Giving a toast during the White House event, Cameron, a conservative, said he and Obama, a Democrat, had spoken at length "about the importance of the relationship between our two countries and our peoples."
"And as fellow leaders, we've struck up, I believe, a really good partnership," Cameron said. "It is frank and honest. We talk through issues very rationally. We don't need to remind each other of the basic threats that we face; we know them. But there are three things about Barack that really stand out for me: strength, moral authority and wisdom."

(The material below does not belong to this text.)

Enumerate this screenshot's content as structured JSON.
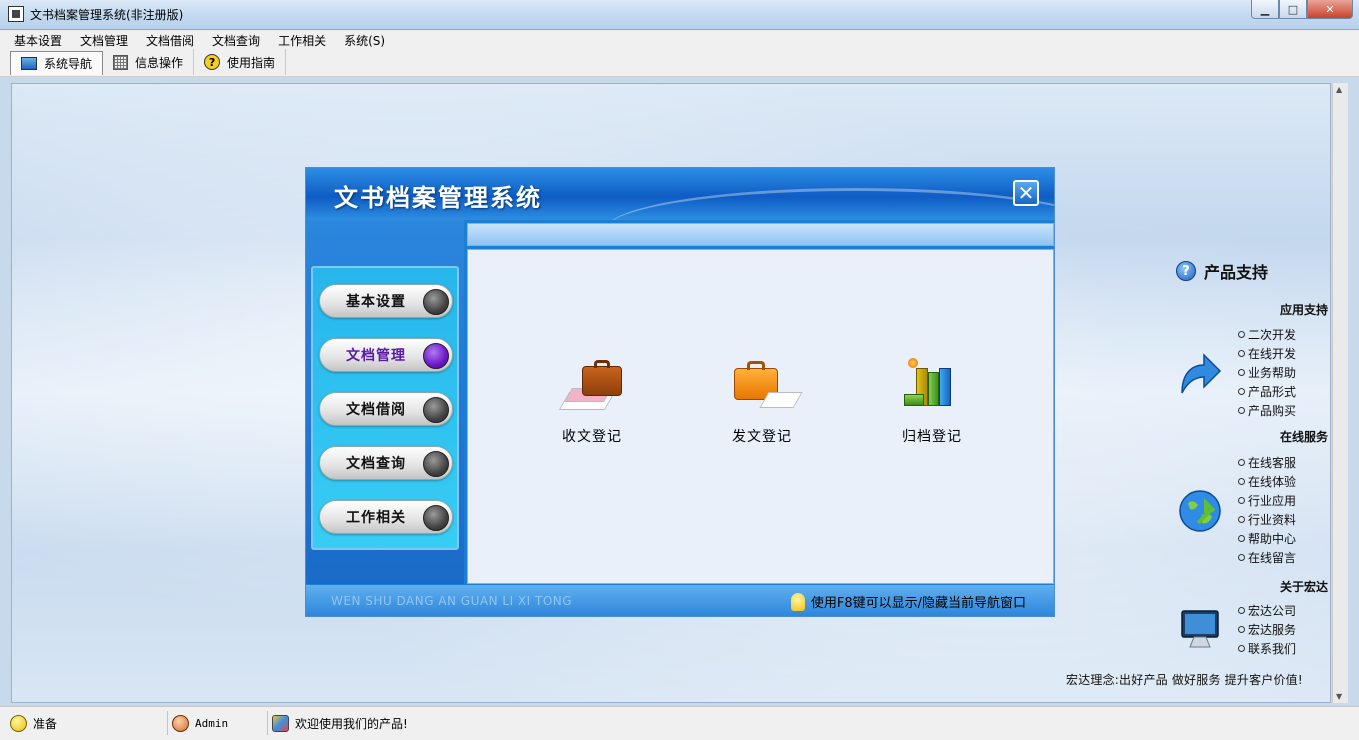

Cameron said Obama was strong "when required to defend his national interests," citing the killing of al-Qaida leader Osama bin Laden. "And together with British and coalition forces, America has fundamentally weakened al-Qaida.The president says what he will do and he sticks to it."

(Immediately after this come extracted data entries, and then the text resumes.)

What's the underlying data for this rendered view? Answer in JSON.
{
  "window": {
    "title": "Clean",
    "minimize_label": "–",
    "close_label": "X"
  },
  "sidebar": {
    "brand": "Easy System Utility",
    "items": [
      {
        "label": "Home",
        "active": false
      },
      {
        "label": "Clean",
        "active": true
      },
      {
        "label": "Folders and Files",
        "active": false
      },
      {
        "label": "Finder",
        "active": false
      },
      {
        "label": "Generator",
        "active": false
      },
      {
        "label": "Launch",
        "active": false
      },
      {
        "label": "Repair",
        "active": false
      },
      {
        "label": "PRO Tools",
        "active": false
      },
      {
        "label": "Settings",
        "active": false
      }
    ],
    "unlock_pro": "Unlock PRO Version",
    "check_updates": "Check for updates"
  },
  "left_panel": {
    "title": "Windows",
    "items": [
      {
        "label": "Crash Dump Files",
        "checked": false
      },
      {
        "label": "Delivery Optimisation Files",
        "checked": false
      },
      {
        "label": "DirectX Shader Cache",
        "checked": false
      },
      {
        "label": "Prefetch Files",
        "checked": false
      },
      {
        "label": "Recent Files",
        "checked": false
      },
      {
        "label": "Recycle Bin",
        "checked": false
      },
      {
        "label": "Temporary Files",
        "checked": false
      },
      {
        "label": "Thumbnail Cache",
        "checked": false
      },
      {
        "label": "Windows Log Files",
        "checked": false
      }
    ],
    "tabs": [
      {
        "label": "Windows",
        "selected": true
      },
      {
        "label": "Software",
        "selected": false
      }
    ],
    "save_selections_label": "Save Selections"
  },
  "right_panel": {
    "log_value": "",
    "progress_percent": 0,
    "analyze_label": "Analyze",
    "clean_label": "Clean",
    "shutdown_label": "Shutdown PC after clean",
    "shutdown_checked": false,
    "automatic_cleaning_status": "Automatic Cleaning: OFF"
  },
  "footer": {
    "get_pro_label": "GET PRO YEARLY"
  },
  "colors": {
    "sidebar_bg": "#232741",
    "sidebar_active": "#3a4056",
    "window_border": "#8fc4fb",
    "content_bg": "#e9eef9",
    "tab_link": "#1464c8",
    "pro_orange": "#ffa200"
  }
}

He said Obama demonstrates moral authority because he "understands that the means matter every bit as much as the ends," and has "pressed the reset button on the moral authority of the entire free world."
He said the U.S. president showed wisdom because he "has not rushed into picking fights, but is steward of America's resources of hard and soft power. He's taken time to make considered decisions, drawing down troops from Iraq and surging in Afghanistan."
During his toast, Obama said praised Cameron's character.
"And I've seen his commitment to human dignity, during Libya," the president said. "I've seen his resolve, his determination to get the job done, whether it's righting our economies or succeeding in Afghanistan."
Guests at the state dinner included British Foreign Secretary William Hague and Chancellor George Osborne, Richard Branson, Apple Inc. Vice President Jonathan Ive, actresses Carey Mulligan and Elizabeth McGovern and actor Hugh Bonneville. The guest list also included Vice President Joe Biden, Secretary of State Hillary Clinton, U.S. Attorney General Eric Holder, actor George Clooney, film producer Harvey Weinstein and pro golfer Rory McIlroy.